ASUS EN7600GT Silent Video Card Review :: ASUS EN7600GT Features

Author: Benjamin Sun · 07-26-2006 · Category: Hardware - Video Cards
  • DirectX 9.0C
  • 12 Pixel Pipelines
  • 8 ROPs
  • 5 Vertex Shaders
  • 90 nanometer process technology
  • 177 Million Transistors
  • 500MHz core speed
  • 700Mhz memory speed
  • HDR
  • Multisample Anti-Aliasing
  • Pixel Shader 3.0
  • Vertex Shader 3.0

The 7600GT is a variant of NVIDIA's G70 chip, the foundation for their 7800 series, the 7900 series, the 7600 series, and the 7300 series. The chip is based upon TSMC's 90 nanometer low-k process, meaning that the chip is much smaller in die size than the previous generation 6600GT, based upon the 110 nanometer process. There are 177 million transistors on the 7600GT.

The 7600GT has 12 Pixel pipelines, 8 ROPs and 5 Vertex Shaders. The bigger brother, the 7900GT has 24 Pixel Pipelines, 16 ROPs and 8 Vertex Shaders. In many respects, the 7600GT is half a 7900GTX. Not quite, as there are 5 Vertex Shaders compared to 8, but it should be interesting to see the performance characteristics of the 7600GT versus the bigger badder cards.

DirectX 9.0c is the latest and greatest Microsoft graphics API. DirectX 9.0 was introduced in 2002. It included Pixel Shader 2.0, 3.0, Vertex Shader 2.0 and 3.0 iterations. NVIDIA was the first out of the gate with a Shader Model 3.0 (Pixel and Vertex Shader 3.0) part, the 6xxx series. The 7xxx series was their second iteration of SM3.0 parts.

Virtually every modern computer game uses Pixel and Vertex Shaders throughout. Oblivion uses them in the beautiful shiny refractive water, the grass the sky, everywhere. The game is typical of the modern game released in 2006, designed for cards like the 7900GTX or ATI X1900XTX. The 7600GT can play the game with virtually every effect (except for HDR+MSAA at the same time).

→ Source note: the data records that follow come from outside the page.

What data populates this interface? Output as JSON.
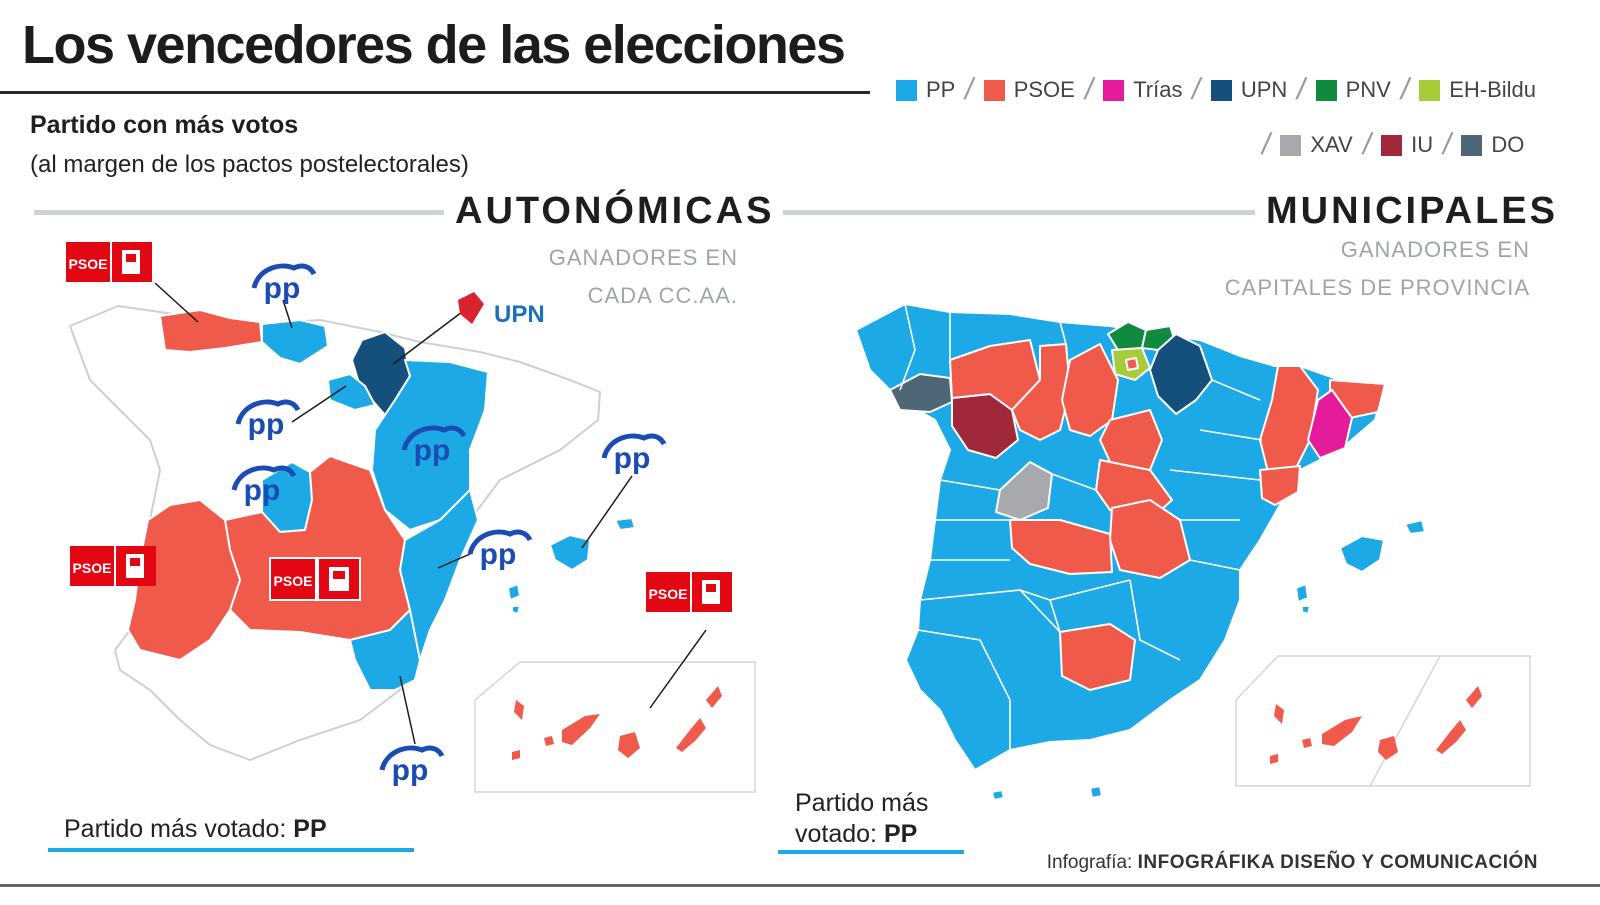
{
  "title": "Los vencedores de las elecciones",
  "subtitle": "Partido con más votos",
  "subnote": "(al margen de los pactos postelectorales)",
  "colors": {
    "PP": "#1da9e6",
    "PSOE": "#ef5a4b",
    "Trias": "#e61b9b",
    "UPN": "#15507c",
    "PNV": "#0f8a3f",
    "EH-Bildu": "#a6cc3a",
    "XAV": "#a7a9ac",
    "IU": "#a0283b",
    "DO": "#4d6777",
    "PSOE_logo": "#e30613",
    "PP_logo": "#1a4cb3"
  },
  "legend": {
    "row1": [
      {
        "label": "PP",
        "color": "#1da9e6"
      },
      {
        "label": "PSOE",
        "color": "#ef5a4b"
      },
      {
        "label": "Trías",
        "color": "#e61b9b"
      },
      {
        "label": "UPN",
        "color": "#15507c"
      },
      {
        "label": "PNV",
        "color": "#0f8a3f"
      },
      {
        "label": "EH-Bildu",
        "color": "#a6cc3a"
      }
    ],
    "row2": [
      {
        "label": "XAV",
        "color": "#a7a9ac"
      },
      {
        "label": "IU",
        "color": "#a0283b"
      },
      {
        "label": "DO",
        "color": "#4d6777"
      }
    ]
  },
  "autonomicas": {
    "heading": "AUTONÓMICAS",
    "ganadores_1": "GANADORES EN",
    "ganadores_2": "CADA CC.AA.",
    "logo_pp": "pp",
    "logo_psoe": "PSOE",
    "logo_upn": "UPN",
    "foot_label": "Partido más votado:",
    "foot_party": "PP"
  },
  "municipales": {
    "heading": "MUNICIPALES",
    "ganadores_1": "GANADORES EN",
    "ganadores_2": "CAPITALES DE PROVINCIA",
    "foot_label_1": "Partido más",
    "foot_label_2": "votado:",
    "foot_party": "PP"
  },
  "credit": {
    "prefix": "Infografía:",
    "name": "INFOGRÁFIKA DISEÑO Y COMUNICACIÓN"
  }
}
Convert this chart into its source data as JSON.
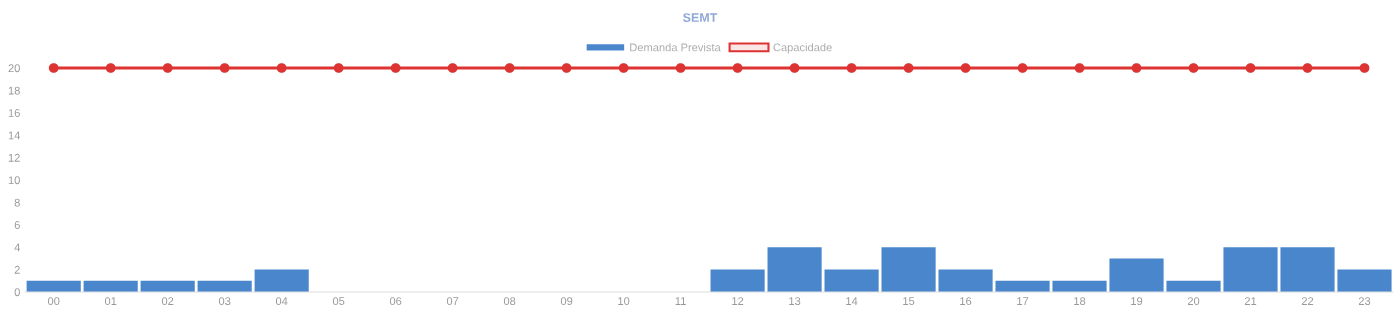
{
  "chart_data": {
    "type": "bar",
    "title": "SEMT",
    "categories": [
      "00",
      "01",
      "02",
      "03",
      "04",
      "05",
      "06",
      "07",
      "08",
      "09",
      "10",
      "11",
      "12",
      "13",
      "14",
      "15",
      "16",
      "17",
      "18",
      "19",
      "20",
      "21",
      "22",
      "23"
    ],
    "series": [
      {
        "name": "Demanda Prevista",
        "color": "#4a86cc",
        "values": [
          1,
          1,
          1,
          1,
          2,
          0,
          0,
          0,
          0,
          0,
          0,
          0,
          2,
          4,
          2,
          4,
          2,
          1,
          1,
          3,
          1,
          4,
          4,
          2
        ]
      },
      {
        "name": "Capacidade",
        "type": "line",
        "color": "#dd3333",
        "marker": "circle",
        "values": [
          20,
          20,
          20,
          20,
          20,
          20,
          20,
          20,
          20,
          20,
          20,
          20,
          20,
          20,
          20,
          20,
          20,
          20,
          20,
          20,
          20,
          20,
          20,
          20
        ]
      }
    ],
    "ylim": [
      0,
      20
    ],
    "yticks": [
      0,
      2,
      4,
      6,
      8,
      10,
      12,
      14,
      16,
      18,
      20
    ],
    "grid": false,
    "legend": "top"
  }
}
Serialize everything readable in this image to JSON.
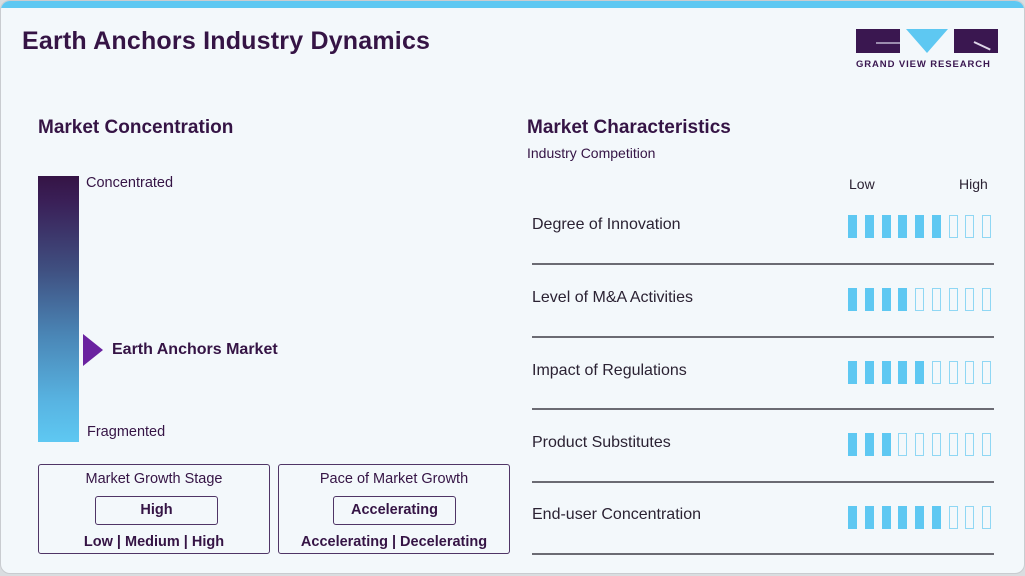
{
  "header": {
    "title": "Earth Anchors Industry Dynamics",
    "logo_text": "GRAND VIEW RESEARCH"
  },
  "colors": {
    "accent_blue": "#5ec8f2",
    "brand_purple": "#351445",
    "marker_purple": "#6a22a0"
  },
  "concentration": {
    "title": "Market Concentration",
    "top_label": "Concentrated",
    "bottom_label": "Fragmented",
    "marker_label": "Earth Anchors Market",
    "marker_position_pct": 65
  },
  "growth_stage": {
    "title": "Market Growth Stage",
    "value": "High",
    "options": "Low | Medium | High"
  },
  "growth_pace": {
    "title": "Pace of Market Growth",
    "value": "Accelerating",
    "options": "Accelerating | Decelerating"
  },
  "characteristics": {
    "title": "Market Characteristics",
    "subtitle": "Industry Competition",
    "scale_low": "Low",
    "scale_high": "High",
    "total_segments": 9,
    "rows": [
      {
        "label": "Degree of Innovation",
        "filled": 6
      },
      {
        "label": "Level of M&A Activities",
        "filled": 4
      },
      {
        "label": "Impact of Regulations",
        "filled": 5
      },
      {
        "label": "Product Substitutes",
        "filled": 3
      },
      {
        "label": "End-user Concentration",
        "filled": 6
      }
    ]
  }
}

ASUS EN7600GT Silent Video Card Review SLI connector

SLI connector

ASUS EN7600GT Silent Video Card Review SLI configuration

SLI configuration


NVIDIA announced SLI in late 2004. SLI stands for Scalable Link Interface. Two graphics cards working together to improve gaming performance is an old concept, dating back to the Voodoo 2 cards from 1997. To install SLI, install two like graphics cards into PCI Express slots, attach the SLI bridge, turn on the computer and install the drivers. In some cases, SLI will have nearly double the performance of a single card.

Another key feature in games today is High Dynamic Range lighting. The human eye can distinguish between thousands of degrees of contrasts. Integer based video cards like the TNT2 could only display a contrast ratio of 255:1. A feature called Blooming, in where the lighted section of the scene:"bleeds" into surrounding sections, was used in games like Far Cry.